German businessman (1802-1858)

Christian Dingler (15 February 1802 - 18 December 1858) was the founder of the Dingler manufacturing business at Zweibrücken (subsequently subsumed into Terex Cranes Germany) and the Creator of the Dingler Press.

== Life ==
Christian Wilhelm Nikolaus Dingler was born in Zweibrücken, which at the time had recently been annexed into France. After leaving school Dingler embarked upon an apprenticeship at his father's metal working business. By the time he completed his training his apprenticeship had included periods working both at home and abroad.

In 1827 he founded the "Dinglerwerk" business, employing ten people at a premises in the old town centre, producing oil mills, sawmills and, in particular, hand-operated printing presses. Dingler invented a form of Toggle press which he called the "Zweibrücker-press" but which became known as the "Dingler Press". The success of the Dingler Press across much of Europe funded a rapid growth of the business.

In 1834 he was able to purchase the Schönhof Farm on the edge of town to which he moved his factory, quickly expanding it. It was now that he formally founded what is claimed to be where industrialisation in Zweibrücken began. Further expansion followed in 1838 with the installation of a new iron and steel foundry and construction of the first steam engine production facility in the Pfalz region.
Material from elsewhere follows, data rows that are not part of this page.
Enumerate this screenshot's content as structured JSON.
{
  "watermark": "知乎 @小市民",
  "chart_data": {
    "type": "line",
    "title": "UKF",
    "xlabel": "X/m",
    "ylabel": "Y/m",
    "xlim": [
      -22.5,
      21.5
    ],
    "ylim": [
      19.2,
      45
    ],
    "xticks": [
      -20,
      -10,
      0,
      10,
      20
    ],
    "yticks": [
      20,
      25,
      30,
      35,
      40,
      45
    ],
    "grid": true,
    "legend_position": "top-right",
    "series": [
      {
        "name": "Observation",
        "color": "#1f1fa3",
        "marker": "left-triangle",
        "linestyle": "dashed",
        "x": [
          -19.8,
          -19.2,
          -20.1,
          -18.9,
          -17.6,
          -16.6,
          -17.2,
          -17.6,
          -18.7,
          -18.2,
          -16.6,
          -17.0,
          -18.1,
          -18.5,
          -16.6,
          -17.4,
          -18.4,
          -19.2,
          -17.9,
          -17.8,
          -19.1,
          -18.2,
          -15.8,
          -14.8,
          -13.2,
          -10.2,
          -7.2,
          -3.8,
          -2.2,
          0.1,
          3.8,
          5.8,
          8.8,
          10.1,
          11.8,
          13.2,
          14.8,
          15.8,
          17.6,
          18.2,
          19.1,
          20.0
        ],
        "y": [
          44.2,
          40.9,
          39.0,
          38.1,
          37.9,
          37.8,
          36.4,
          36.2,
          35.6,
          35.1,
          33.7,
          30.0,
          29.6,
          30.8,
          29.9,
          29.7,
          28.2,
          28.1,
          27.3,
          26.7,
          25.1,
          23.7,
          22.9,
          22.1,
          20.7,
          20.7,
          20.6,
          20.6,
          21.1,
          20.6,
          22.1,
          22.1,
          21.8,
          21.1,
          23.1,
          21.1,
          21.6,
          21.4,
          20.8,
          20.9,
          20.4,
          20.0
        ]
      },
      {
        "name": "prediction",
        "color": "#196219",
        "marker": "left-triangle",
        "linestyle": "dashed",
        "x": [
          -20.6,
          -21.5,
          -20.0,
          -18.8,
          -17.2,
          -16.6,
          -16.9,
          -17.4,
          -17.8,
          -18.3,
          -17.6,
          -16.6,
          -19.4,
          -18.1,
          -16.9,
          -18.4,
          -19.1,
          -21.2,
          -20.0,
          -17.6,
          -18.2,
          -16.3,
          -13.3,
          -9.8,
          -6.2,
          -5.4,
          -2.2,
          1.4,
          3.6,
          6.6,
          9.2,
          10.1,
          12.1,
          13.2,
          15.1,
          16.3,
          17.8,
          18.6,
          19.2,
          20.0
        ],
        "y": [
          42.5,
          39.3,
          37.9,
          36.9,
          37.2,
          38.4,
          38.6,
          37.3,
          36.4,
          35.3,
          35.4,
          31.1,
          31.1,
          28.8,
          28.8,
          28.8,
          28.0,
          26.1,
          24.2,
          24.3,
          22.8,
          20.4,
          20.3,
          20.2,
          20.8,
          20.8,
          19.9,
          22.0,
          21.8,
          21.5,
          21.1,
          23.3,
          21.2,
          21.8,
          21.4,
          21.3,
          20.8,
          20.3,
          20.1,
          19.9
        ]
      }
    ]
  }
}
He began manufacturing steam engines (Beam engines) in 1843. By this time he had already begun, in 1842, to manufacture railway wagons. The timber superstructures of these wagons were made from long pieces of timber and a large carpentry workshop was constructed in which these timber pieces could be worked. The foundry, which by 1848 incorporated a 20-ton hammer, also enabled him to start producing water wheels and turbines. By this time the factory complex was employing 80 people.

Expansion continued. Disaster struck in 1853 when a larger fire in workshop 17 destroyed 17 finished rail wagons, and the preparatory production for a further 100, but the building was reconstructed within six weeks and production resumed. By 1857 a large adjacent site had been acquired and the original foundry had been replaced by a larger one, making further expansion possible. This was the year in which the Dingler Works acquired a rail link, making it possible to deliver locomotives and wagon directly to the network instead of having to move the heavy freight cars down the road to the main railway line at Homburg using horses.

Dingler was involved in other industrial project s in the area. He was a co-founder of the important Frankenholz coal mine, for which he placed the "ground stone". Another large project was the manufacture of ships' boilers for the German navy.